Speaking at a hastily convened press conference in Aweil, the state capital, Bona Makuac Mawien, the state minister for information and communication acknowledged the presence of hunger in some counties, but said the situation was not bad enough to cause deaths.

The minister was responding to a local media, which alleged that an unidentified woman from Luo Aguer Geng village in Aweil East reportedly died as a result of lack of food.

But during the press conference, Mawien blamed some sections of the media for misinforming the public through presenting inaccurate reports without verifying sources.

“In my view, misinformation plus prejudgment equals to injustice and unfairness.” He asked journalists in South Sudan to follow proper procedures to verify information and to report objectively.

The information and communication minister mainly attributed the hunger problem in parts of the state to this year’s unpredictable rainfall, which delayed harvests. He also blamed high food prices for shortages, which he claimed resulted from economic blockades imposed by the North Sudan after South Sudan seceded in July.

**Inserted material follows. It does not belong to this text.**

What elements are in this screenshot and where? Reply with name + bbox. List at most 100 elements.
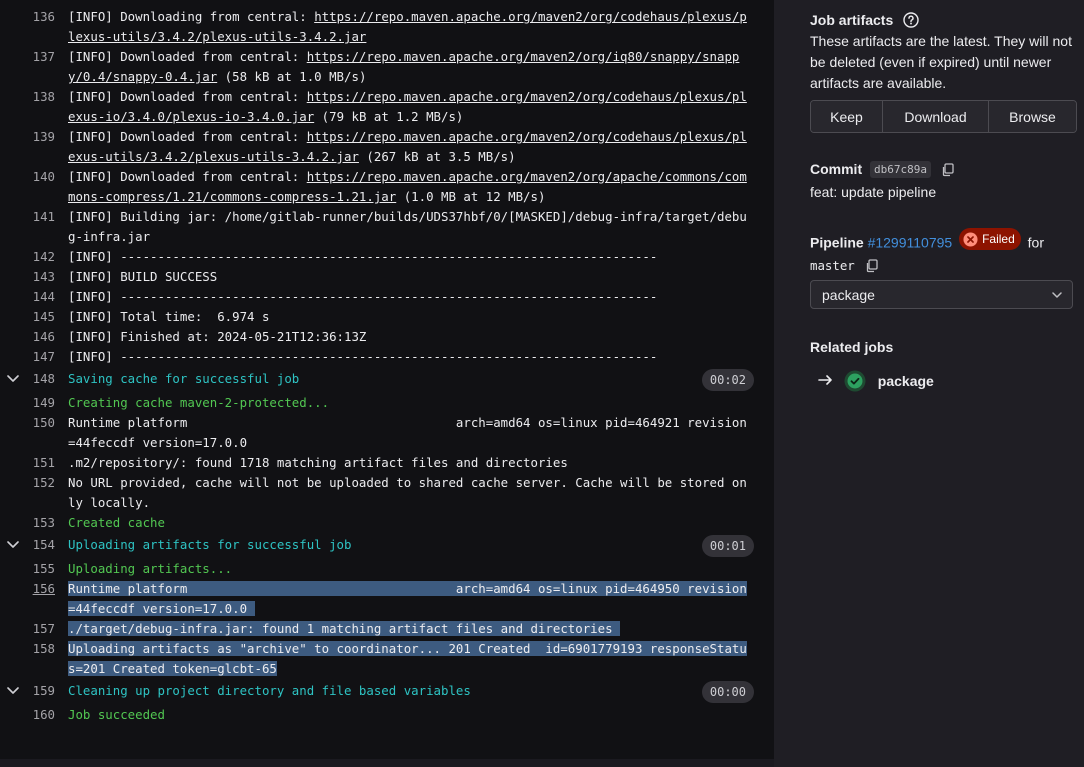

“Much as some of these issues I have mentioned were far beyond our control, the state government has been very instrumental in providing the basic needs of the population in line with its rightful mandate.”

The state government, he added, has put in place the necessary institutional framework and departments to protect its citizens, having been given that mandate in last year’s general elections.

South Sudan’s government has established a four year plan to improve security, development, economic growth, and poverty reduction.

Despite a 2005 peace deal with Khartoum, Northern Bahr el Ghazal, like many areas of South Sudan have struggled to reduce poverty and health services and improve security.

Currently good security, good governance and the need to improve security along its borders reportedly top state priorities.

In neighbouring Warrap, the state’s governor has also denied that hunger has caused the death of over 300 people since June, despite reports from local chiefs to the contrary.